DARPA pursues game-changing technologies and capabilities in a way that provides a surprising advantage for U.S. and Allied warfighters and at a much faster pace than the state of the art. DARPA’s work with the Services and other agencies aims to meet not just known but as-yet unrecognized needs and move swiftly to deployment. That includes an increased emphasis on prototyping and joint projects – and, especially, a tighter emphasis on designing, building, and testing aspects of technology. DARPA also seeks to promote continued American innovation throughout the broader S&T ecosystem of university and industry partners.
Joint University Microelectronics Program (JUMP) was DARPA’s formal program that commenced in January 2018 and continued for five years. Under JUMP, the challenges of the “application-centric” research centers focused on accomplishing application-oriented goals and spurring the development of complex systems with capabilities well beyond those available today. Diving deep into cognitive computing, intelligent memory and storage, distributed computing and networking, and radio frequency (RF) to terahertz (THz) sensor and communications systems, among other areas, these research centers are developing systems that will be transferable to military and industry in a five year timeframe and ready for field deployment in ten years.

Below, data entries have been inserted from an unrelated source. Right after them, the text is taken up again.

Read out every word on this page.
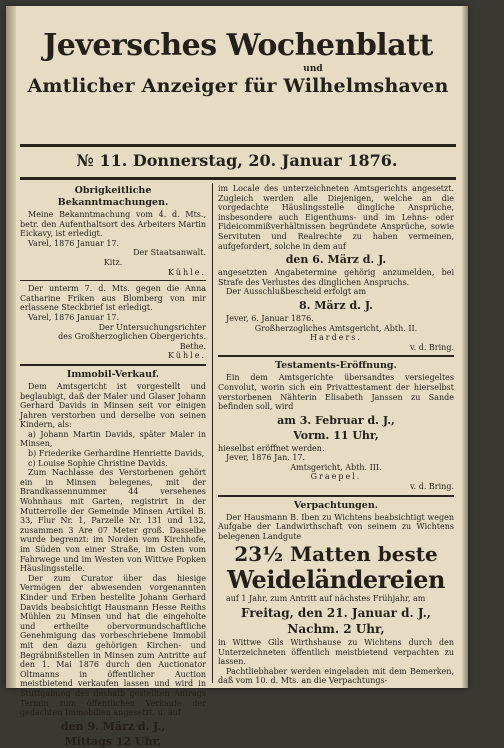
Jeversches Wochenblatt
und
Amtlicher Anzeiger für Wilhelmshaven
№ 11. Donnerstag, 20. Januar 1876.
Obrigkeitliche Bekanntmachungen.

Meine Bekanntmachung vom 4. d. Mts., betr. den Aufenthaltsort des Arbeiters Martin Eickavy, ist erledigt.

Varel, 1876 Januar 17.

Der Staatsanwalt.

Kitz.

Kühle.

Der unterm 7. d. Mts. gegen die Anna Catharine Friken aus Blomberg von mir erlassene Steckbrief ist erledigt.

Varel, 1876 Januar 17.

Der Untersuchungsrichter

des Großherzoglichen Obergerichts.

Bethe.

Kühle.

Immobil-Verkauf.

Dem Amtsgericht ist vorgestellt und beglaubigt, daß der Maler und Glaser Johann Gerhard Davids in Minsen seit vor einigen Jahren verstorben und derselbe von seinen Kindern, als:

a) Johann Martin Davids, später Maler in Minsen,

b) Friederike Gerhardine Henriette Davids,

c) Louise Sophie Christine Davids.

Zum Nachlasse des Verstorbenen gehört ein in Minsen belegenes, mit der Brandkassennummer 44 versehenes Wohnhaus mit Garten, registrirt in der Mutterrolle der Gemeinde Minsen Artikel B. 33, Flur Nr. 1, Parzelle Nr. 131 und 132, zusammen 3 Are 07 Meter groß. Dasselbe wurde begrenzt: im Norden vom Kirchhofe, im Süden von einer Straße, im Osten vom Fahrwege und im Westen von Wittwe Popken Häuslingsstelle.

Der zum Curator über das hiesige Vermögen der abwesenden vorgenannten Kinder und Erben bestellte Johann Gerhard Davids beabsichtigt Hausmann Hesse Reiths Mühlen zu Minsen und hat die eingeholte und ertheilte obervormundschaftliche Genehmigung das vorbeschriebene Immobil mit den dazu gehörigen Kirchen- und Begräbnißstellen in Minsen zum Antritte auf den 1. Mai 1876 durch den Auctionator Oltmanns in öffentlicher Auction meistbietend verkaufen lassen und wird in Stuttgabung des deshalb gestellten Antrags Termin zum öffentlichen Verkaufe der gedachten Immobilien angesetzt, u. auf

den 9. März d. J.,
Mittags 12 Uhr,

im Locale des unterzeichneten Amtsgerichts angesetzt. Zugleich werden alle Diejenigen, welche an die vorgedachte Häuslingsstelle dingliche Ansprüche, insbesondere auch Eigenthums- und im Lehns- oder Fideicommißverhältnissen begründete Ansprüche, sowie Servituten und Realrechte zu haben vermeinen, aufgefordert, solche in dem auf

den 6. März d. J.

angesetzten Angabetermine gehörig anzumelden, bei Strafe des Verlustes des dinglichen Anspruchs.

Der Ausschlußbescheid erfolgt am

8. März d. J.

Jever, 6. Januar 1876.

Großherzogliches Amtsgericht, Abth. II.

Harders.

v. d. Bring.

Testaments-Eröffnung.

Ein dem Amtsgerichte übersandtes versiegeltes Convolut, worin sich ein Privattestament der hierselbst verstorbenen Nähterin Elisabeth Janssen zu Sande befinden soll, wird

am 3. Februar d. J.,
Vorm. 11 Uhr,

hieselbst eröffnet werden.

Jever, 1876 Jan. 17.

Amtsgericht, Abth. III.

Graepel.

v. d. Bring.

Verpachtungen.

Der Hausmann B. Iben zu Wichtens beabsichtigt wegen Aufgabe der Landwirthschaft von seinem zu Wichtens belegenen Landgute

23½ Matten beste
Weideländereien

auf 1 Jahr, zum Antritt auf nächstes Frühjahr, am

Freitag, den 21. Januar d. J.,
Nachm. 2 Uhr,

in Wittwe Gils Wirthshause zu Wichtens durch den Unterzeichneten öffentlich meistbietend verpachten zu lassen.

Pachtliebhaber werden eingeladen mit dem Bemerken, daß vom 10. d. Mts. an die Verpachtungs-
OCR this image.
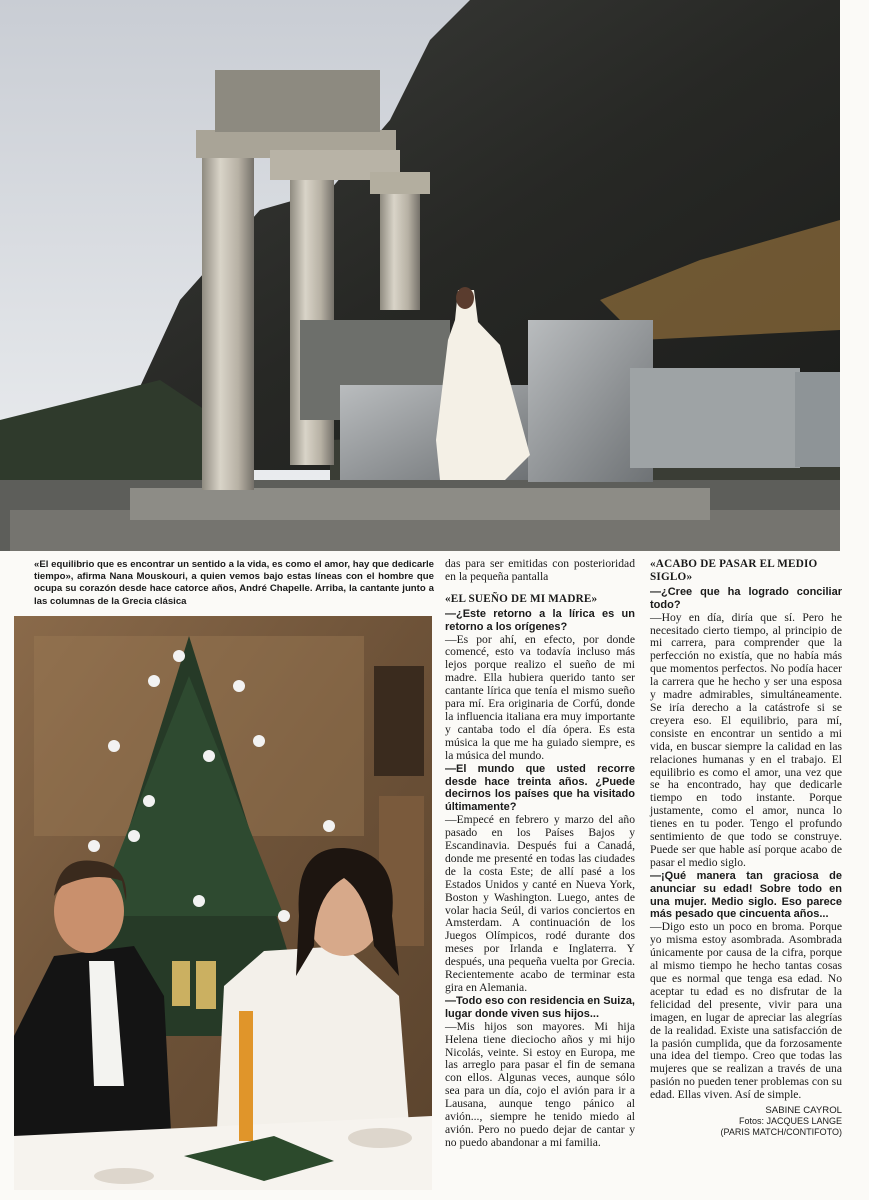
«El equilibrio que es encontrar un sentido a la vida, es como el amor, hay que dedicarle tiempo», afirma Nana Mouskouri, a quien vemos bajo estas líneas con el hombre que ocupa su corazón desde hace catorce años, André Chapelle. Arriba, la cantante junto a las columnas de la Grecia clásica

das para ser emitidas con posterioridad en la pequeña pantalla

«EL SUEÑO DE MI MADRE»

—¿Este retorno a la lírica es un retorno a los orígenes?

—Es por ahí, en efecto, por donde comencé, esto va todavía incluso más lejos porque realizo el sueño de mi madre. Ella hubiera querido tanto ser cantante lírica que tenía el mismo sueño para mí. Era originaria de Corfú, donde la influencia italiana era muy importante y cantaba todo el día ópera. Es esta música la que me ha guiado siempre, es la música del mundo.

—El mundo que usted recorre desde hace treinta años. ¿Puede decirnos los países que ha visitado últimamente?

—Empecé en febrero y marzo del año pasado en los Países Bajos y Escandinavia. Después fui a Canadá, donde me presenté en todas las ciudades de la costa Este; de allí pasé a los Estados Unidos y canté en Nueva York, Boston y Washington. Luego, antes de volar hacia Seúl, di varios conciertos en Amsterdam. A continuación de los Juegos Olímpicos, rodé durante dos meses por Irlanda e Inglaterra. Y después, una pequeña vuelta por Grecia. Recientemente acabo de terminar esta gira en Alemania.

—Todo eso con residencia en Suiza, lugar donde viven sus hijos...

—Mis hijos son mayores. Mi hija Helena tiene dieciocho años y mi hijo Nicolás, veinte. Si estoy en Europa, me las arreglo para pasar el fin de semana con ellos. Algunas veces, aunque sólo sea para un día, cojo el avión para ir a Lausana, aunque tengo pánico al avión..., siempre he tenido miedo al avión. Pero no puedo dejar de cantar y no puedo abandonar a mi familia.

«ACABO DE PASAR EL MEDIO SIGLO»

—¿Cree que ha logrado conciliar todo?

—Hoy en día, diría que sí. Pero he necesitado cierto tiempo, al principio de mi carrera, para comprender que la perfección no existía, que no había más que momentos perfectos. No podía hacer la carrera que he hecho y ser una esposa y madre admirables, simultáneamente. Se iría derecho a la catástrofe si se creyera eso. El equilibrio, para mí, consiste en encontrar un sentido a mi vida, en buscar siempre la calidad en las relaciones humanas y en el trabajo. El equilibrio es como el amor, una vez que se ha encontrado, hay que dedicarle tiempo en todo instante. Porque justamente, como el amor, nunca lo tienes en tu poder. Tengo el profundo sentimiento de que todo se construye. Puede ser que hable así porque acabo de pasar el medio siglo.

—¡Qué manera tan graciosa de anunciar su edad! Sobre todo en una mujer. Medio siglo. Eso parece más pesado que cincuenta años...

—Digo esto un poco en broma. Porque yo misma estoy asombrada. Asombrada únicamente por causa de la cifra, porque al mismo tiempo he hecho tantas cosas que es normal que tenga esa edad. No aceptar tu edad es no disfrutar de la felicidad del presente, vivir para una imagen, en lugar de apreciar las alegrías de la realidad. Existe una satisfacción de la pasión cumplida, que da forzosamente una idea del tiempo. Creo que todas las mujeres que se realizan a través de una pasión no pueden tener problemas con su edad. Ellas viven. Así de simple.

SABINE CAYROL
Fotos: JACQUES LANGE
(PARIS MATCH/CONTIFOTO)
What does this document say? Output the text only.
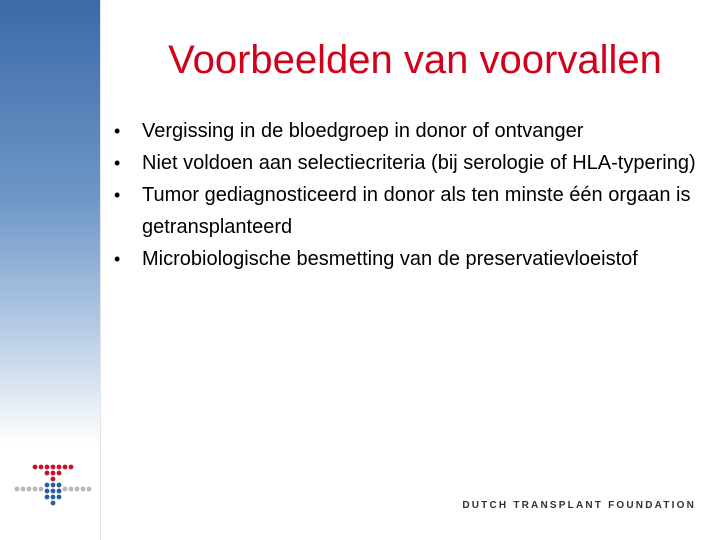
Voorbeelden van voorvallen
• Vergissing in de bloedgroep in donor of ontvanger
• Niet voldoen aan selectiecriteria (bij serologie of HLA-typering)
• Tumor gediagnosticeerd in donor als ten minste één orgaan is getransplanteerd
• Microbiologische besmetting van de preservatievloeistof
DUTCH TRANSPLANT FOUNDATION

DARPA, along with the Semiconductor Research Corporation (SRC) and industry and academic stakeholders, kicked off the Joint University Microelectronics Program 2.0 (JUMP 2.0) in Jan 2023. The SRC-led effort expands on the original JUMP collaboration aimed at accelerating U.S. advances in information and communications technologies.
The consortium created under JUMP 2.0 will pursue high-risk, high-payoff research spanning seven thematically structured centers. Each multidisciplinary center will focus on one overarching research theme identified as key to addressing emerging technical challenges. These defined interests, spurred by an increasingly connected world and a rapidly changing microelectronics landscape, will centralize long-term, pathfinding research aimed at breakthroughs applicable across defense and academia.

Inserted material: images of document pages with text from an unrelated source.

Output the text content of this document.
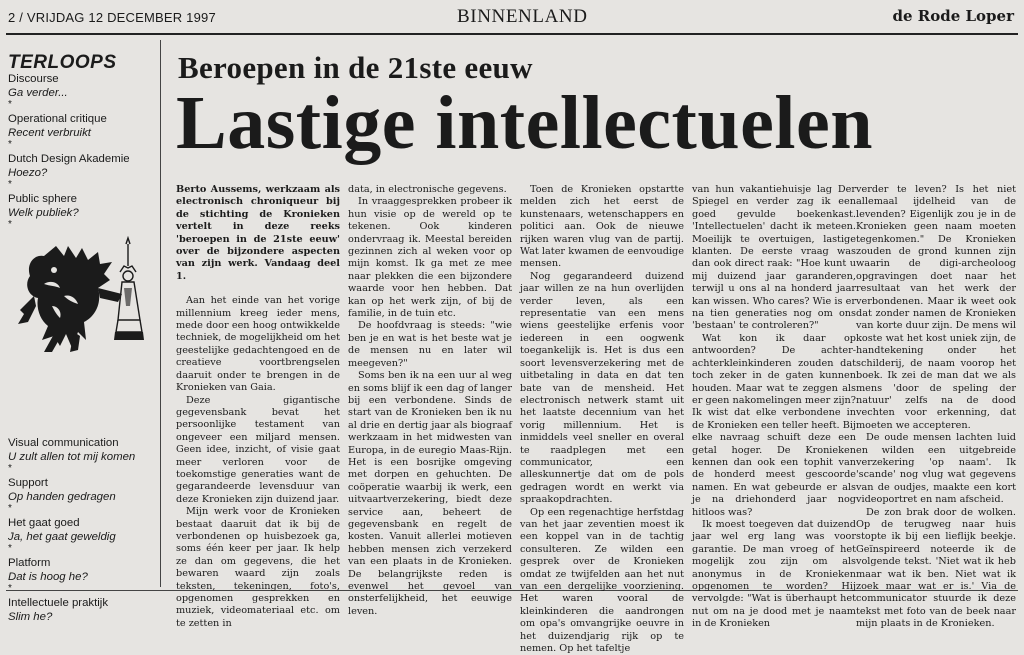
2 / VRIJDAG 12 DECEMBER 1997	BINNENLAND	de Rode Loper
TERLOOPS
Discourse
Ga verder...
*
Operational critique
Recent verbruikt
*
Dutch Design Akademie
Hoezo?
*
Public sphere
Welk publiek?
*
Visual communication
U zult allen tot mij komen
*
Support
Op handen gedragen
*
Het gaat goed
Ja, het gaat geweldig
*
Platform
Dat is hoog he?
*
Intellectuele praktijk
Slim he?
Beroepen in de 21ste eeuw
Lastige intellectuelen

Berto Aussems, werkzaam als electronisch chroniqueur bij de stichting de Kronieken vertelt in deze reeks 'beroepen in de 21ste eeuw' over de bijzondere aspecten van zijn werk. Vandaag deel 1.

Aan het einde van het vorige millennium kreeg ieder mens, mede door een hoog ontwikkelde techniek, de mogelijkheid om het geestelijke gedachtengoed en de creatieve voortbrengselen daaruit onder te brengen in de Kronieken van Gaia.

Deze gigantische gegevensbank bevat het persoonlijke testament van ongeveer een miljard mensen. Geen idee, inzicht, of visie gaat meer verloren voor de toekomstige generaties want de gegarandeerde levensduur van deze Kronieken zijn duizend jaar.

Mijn werk voor de Kronieken bestaat daaruit dat ik bij de verbondenen op huisbezoek ga, soms één keer per jaar. Ik help ze dan om gegevens, die het bewaren waard zijn zoals teksten, tekeningen, foto's, opgenomen gesprekken en muziek, videomateriaal etc. om te zetten in

data, in electronische gegevens.

In vraaggesprekken probeer ik hun visie op de wereld op te tekenen. Ook kinderen ondervraag ik. Meestal bereiden gezinnen zich al weken voor op mijn komst. Ik ga met ze mee naar plekken die een bijzondere waarde voor hen hebben. Dat kan op het werk zijn, of bij de familie, in de tuin etc.

De hoofdvraag is steeds: "wie ben je en wat is het beste wat je de mensen nu en later wil meegeven?"

Soms ben ik na een uur al weg en soms blijf ik een dag of langer bij een verbondene. Sinds de start van de Kronieken ben ik nu al drie en dertig jaar als biograaf werkzaam in het midwesten van Europa, in de euregio Maas-Rijn. Het is een bosrijke omgeving met dorpen en gehuchten. De coöperatie waarbij ik werk, een uitvaartverzekering, biedt deze service aan, beheert de gegevensbank en regelt de kosten. Vanuit allerlei motieven hebben mensen zich verzekerd van een plaats in de Kronieken. De belangrijkste reden is evenwel het gevoel van onsterfelijkheid, het eeuwige leven.

Toen de Kronieken opstartte melden zich het eerst de kunstenaars, wetenschappers en politici aan. Ook de nieuwe rijken waren vlug van de partij. Wat later kwamen de eenvoudige mensen.

Nog gegarandeerd duizend jaar willen ze na hun overlijden verder leven, als een representatie van een mens wiens geestelijke erfenis voor iedereen in een oogwenk toegankelijk is. Het is dus een soort levensverzekering met de uitbetaling in data en dat ten bate van de mensheid. Het electronisch netwerk stamt uit het laatste decennium van het vorig millennium. Het is inmiddels veel sneller en overal te raadplegen met een communicator, een alleskunnertje dat om de pols gedragen wordt en werkt via spraakopdrachten.

Op een regenachtige herfstdag van het jaar zeventien moest ik een koppel van in de tachtig consulteren. Ze wilden een gesprek over de Kronieken omdat ze twijfelden aan het nut van een dergelijke voorziening. Het waren vooral de kleinkinderen die aandrongen om opa's omvangrijke oeuvre in het duizendjarig rijk op te nemen. Op het tafeltje

van hun vakantiehuisje lag Der Spiegel en verder zag ik een goed gevulde boekenkast. 'Intellectuelen' dacht ik meteen. Moeilijk te overtuigen, lastige klanten. De eerste vraag was dan ook direct raak: "Hoe kunt u mij duizend jaar garanderen, terwijl u ons al na honderd jaar kan wissen. Who cares? Wie is er na tien generaties nog om ons 'bestaan' te controleren?"

Wat kon ik daar op antwoorden? De achter-achterkleinkinderen zouden dat toch zeker in de gaten kunnen houden. Maar wat te zeggen als er geen nakomelingen meer zijn? Ik wist dat elke verbondene in de Kronieken een teller heeft. Bij elke navraag schuift deze een getal hoger. De Kronieken kennen dan ook een tophit van de honderd meest gescoorde namen. En wat gebeurde er als je na driehonderd jaar nog hitloos was?

Ik moest toegeven dat duizend jaar wel erg lang was voor garantie. De man vroeg of het mogelijk zou zijn om als anonymus in de Kronieken opgenomen te worden? Hij vervolgde: "Wat is überhaupt het nut om na je dood met je naam in de Kronieken

verder te leven? Is het niet allemaal ijdelheid van de levenden? Eigenlijk zou je in de Kronieken geen naam moeten tegenkomen." De Kronieken zouden de grond kunnen zijn waarin de digi-archeoloog opgravingen doet naar het resultaat van het werk der verbondenen. Maar ik weet ook dat zonder namen de Kronieken van korte duur zijn. De mens wil koste wat het kost uniek zijn, de handtekening onder het schilderij, de naam voorop het boek. Ik zei de man dat we als mens 'door de speling der natuur' zelfs na de dood vechten voor erkenning, dat moeten we accepteren.

De oude mensen lachten luid en wilden een uitgebreide verzekering 'op naam'. Ik 'scande' nog vlug wat gegevens van de oudjes, maakte een kort videoportret en nam afscheid.

De zon brak door de wolken. Op de terugweg naar huis stopte ik bij een lieflijk beekje. Geïnspireerd noteerde ik de volgende tekst. 'Niet wat ik heb maar wat ik ben. Niet wat ik zoek maar wat er is.' Via de communicator stuurde ik deze tekst met foto van de beek naar mijn plaats in de Kronieken.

“JUMP 2.0 builds on a 25-year history of partnership between DARPA, SRC, and industry investing in university research focused on disruptive microelectronics,” said Dev Palmer, deputy director of the Microsystems Technology Office (MTO) and the agency’s lead for JUMP 2.0. “This public-private collaboration enables DARPA to incorporate diverse perspectives to drive research thrusts and leap-ahead advances that help keep the U.S. at the forefront of microelectronics.”
As a critical part of the DARPA Electronics Resurgence Initiative, JUMP 2.0 seeks to significantly improve performance, efficiency, and capabilities across a range of electronics systems. Novel materials, devices, architectures, algorithms, designs, integration techniques, and other innovations are at the heart of problem-solving for next-generation information and communications challenges. To that end, the centers will focus on JUMP 2.0’s seven complementary research themes, led by the following university-run centers:
Cognition: Next-generation AI systems and architectures (Center for the Co-Design of Cognitive Systems, Georgia Institute of Technology)
Communications and Connectivity: Efficient communication technologies for ICT systems (Center for Ubiquitous Connectivity, Columbia University)
Intelligent Sensing to Action: Sensing capabilities and embedded intelligence to enable fast and efficient generation of actions (Center on Cognitive Multispectral Sensors, Georgia Institute of Technology)
Systems and Architectures for Distributed Compute: Distributed computing systems and architectures in an energy efficient compute and accelerator fabric (Evolvable Computing for Next Generation Distributed Computer Systems, University of Illinois Urbana-Champaign)
Intelligent Memory and Storage: Emerging memory devices and storage arrays for intelligent memory systems (Center for Processing with Intelligent Storage and Memory, University of California San Diego)
Advanced Monolithic and Heterogenous Integration: Novel electric and photonic interconnect fabrics and advanced packaging (Center for Heterogeneous Integration of Micro Electronic Systems, Penn State)
High-Performance Energy Efficient Devices: Novel materials, devices, and interconnect technologies to enable next-generation digital and analog applications (SUPeRior Energy-efficient Materials and dEvices or SUPREME, Cornell University)
These seven themes will benefit both the defense and industrial sectors by providing the Department of Defense with an unmatched technological edge in advanced radar, communications, and weapons systems, and provide the U.S. economy with unique information technology and processing capabilities critical to commercial competitiveness and future economic growth.